杉山清貴&オメガトライブ(1)
トライアングル・プロダクションを主宰していたプロデューサーの藤田浩一さん(故人)が、「きゅうてぃぱんちょす」という横浜のバンドを手がけることになりました。後の「杉山清貴&オメガトライブ」です。
彼らの曲を書いてほしいと連絡がありました。藤田さんは、自分が納得するものを作るためには、バンドのオリジナルではなく、新しい感覚を持った作家とやってみたいという気持ちがあったんじゃないかな。ベテランに気を遣いながら書いてもらうのも嫌だったんでしょうし…。
最初に書いた曲は藤田さんのイメージと一致せず、OKになりませんでした。私は当時の西海岸的なバンド、例えばジャーニーやボストンなど、アンビエンスが効いたスペーシーなサウンドのバンドを連想していました。

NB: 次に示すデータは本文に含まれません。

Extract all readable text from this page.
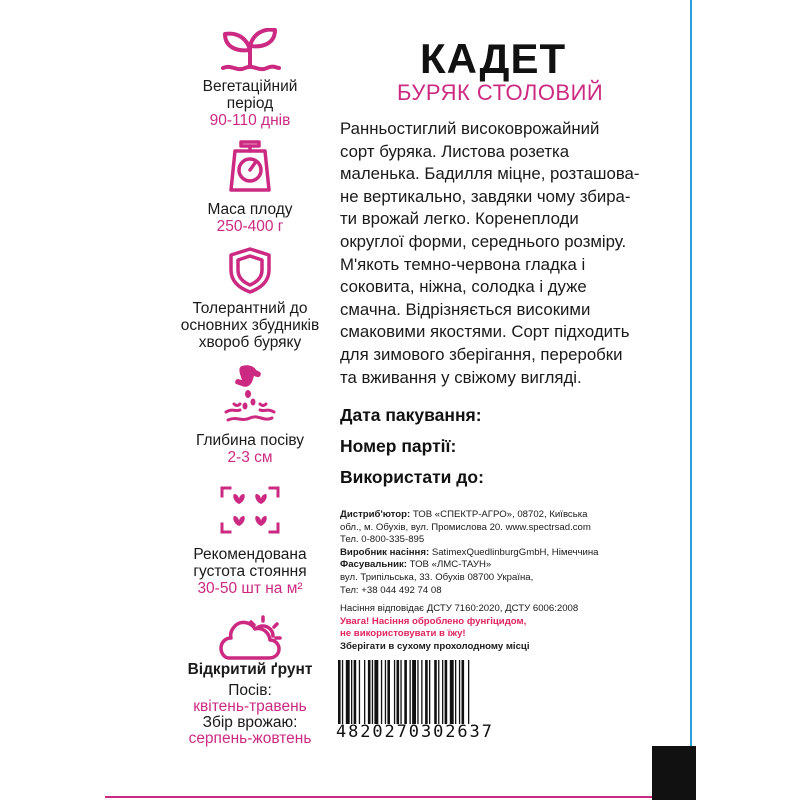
Вегетаційний
період
90-110 днів
Маса плоду
250-400 г
Толерантний до
основних збудників
хвороб буряку
Глибина посіву
2-3 см
Рекомендована
густота стояння
30-50 шт на м²
Відкритий ґрунт
Посів:
квітень-травень
Збір врожаю:
серпень-жовтень
КАДЕТ
БУРЯК СТОЛОВИЙ
Ранньостиглий високоврожайний
сорт буряка. Листова розетка
маленька. Бадилля міцне, розташова-
не вертикально, завдяки чому збира-
ти врожай легко. Коренеплоди
округлої форми, середнього розміру.
М'якоть темно-червона гладка і
соковита, ніжна, солодка і дуже
смачна. Відрізняється високими
смаковими якостями. Сорт підходить
для зимового зберігання, переробки
та вживання у свіжому вигляді.
Дата пакування:
Номер партії:
Використати до:
Дистриб'ютор: ТОВ «СПЕКТР-АГРО», 08702, Київська
обл., м. Обухів, вул. Промислова 20. www.spectrsad.com
Тел. 0-800-335-895
Виробник насіння: SatimexQuedlinburgGmbH, Німеччина
Фасувальник: ТОВ «ЛМС-ТАУН»
вул. Трипільська, 33. Обухів 08700 Україна,
Тел: +38 044 492 74 08
Насіння відповідає ДСТУ 7160:2020, ДСТУ 6006:2008
Увага! Насіння оброблено фунгіцидом,
не використовувати в їжу!
Зберігати в сухому прохолодному місці
4820270302637
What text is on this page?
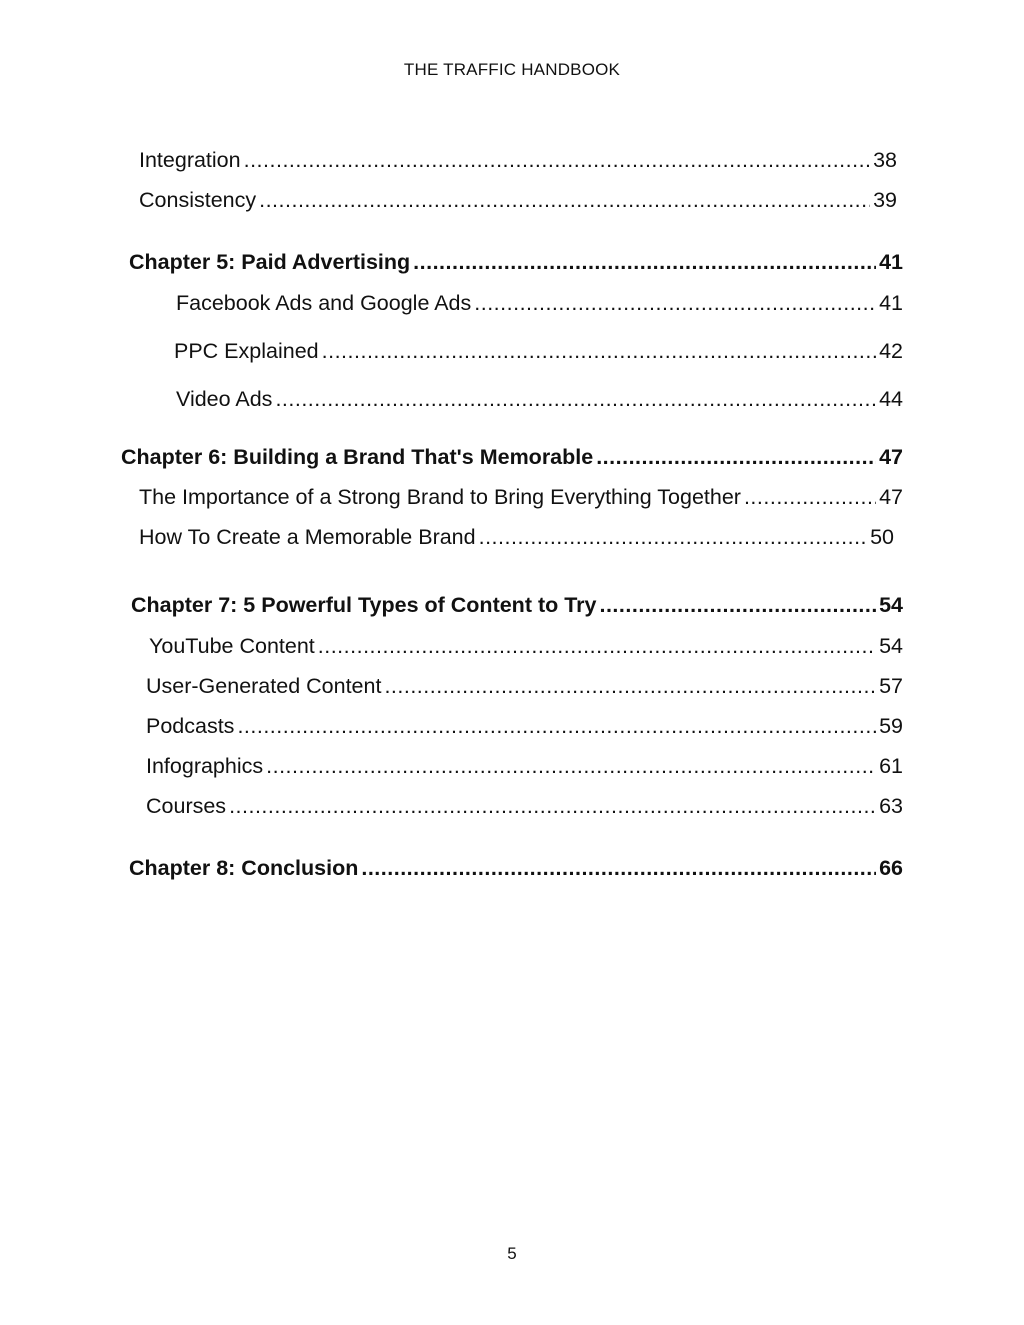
THE TRAFFIC HANDBOOK
Integration .....	38
Consistency .....	39
Chapter 5: Paid Advertising .....	41
Facebook Ads and Google Ads .....	41
PPC Explained .....	42
Video Ads .....	44
Chapter 6: Building a Brand That's Memorable .....	47
The Importance of a Strong Brand to Bring Everything Together .....	47
How To Create a Memorable Brand .....	50
Chapter 7: 5 Powerful Types of Content to Try .....	54
YouTube Content .....	54
User-Generated Content .....	57
Podcasts .....	59
Infographics .....	61
Courses .....	63
Chapter 8: Conclusion .....	66
5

が、彼はさらに求めます。「これも悪くないけどもう1曲書いてくれないかな。もうちょっとドメスティックなメロディー、泣き(哀愁感)のあるものにしてほしいんだよね」と。それで書いたのが、デビュー曲の「SUMMER SUSPICION(サマー・サスピション)」でした。おそらく藤田さんの頭の中には、洋風の新しいテイストもありながら、日本できちっと歌われる歌曲にしたいということがあったんじゃないかな。
その頃、私も気付き始めていました。洋楽的な私の手法を、少し日本語がはまりやすく分かりやすいメロディーにし、哀愁感を織り込めることがヒットにつながるのではないかと。それはヒットチューンを書くための、私なりの方程式みたいなものでした。
康珍化さんは康さんで、詞を書くにあたって湘南までバイクを走らせたという話を聞きました。イメージハンティングして湘南の空気感をつかんでいたんでしょうね。
当時はハワイや西海岸に行くことが若者のステータスでした。私も藤田さんも海が大好きで、そのリゾート感が作品やバンドのサウンド、さらにビジュアルイメージにつながっていきました。それが本人たちが表に出てこない、海をベースにしたジャケットに反映されていったのです。藤田さんがこだわったイメージ戦略でした。
◇ ◇ ◇
林哲司(はやし・てつじ)1949年8月20日生まれ、静岡県出身。持ち前の洋楽センスで「悲しい色やね」「悲しみがとまらない」「北ウイング」など多くのヒット曲を作曲。2015年、アルバム「Touch the Sun」発表。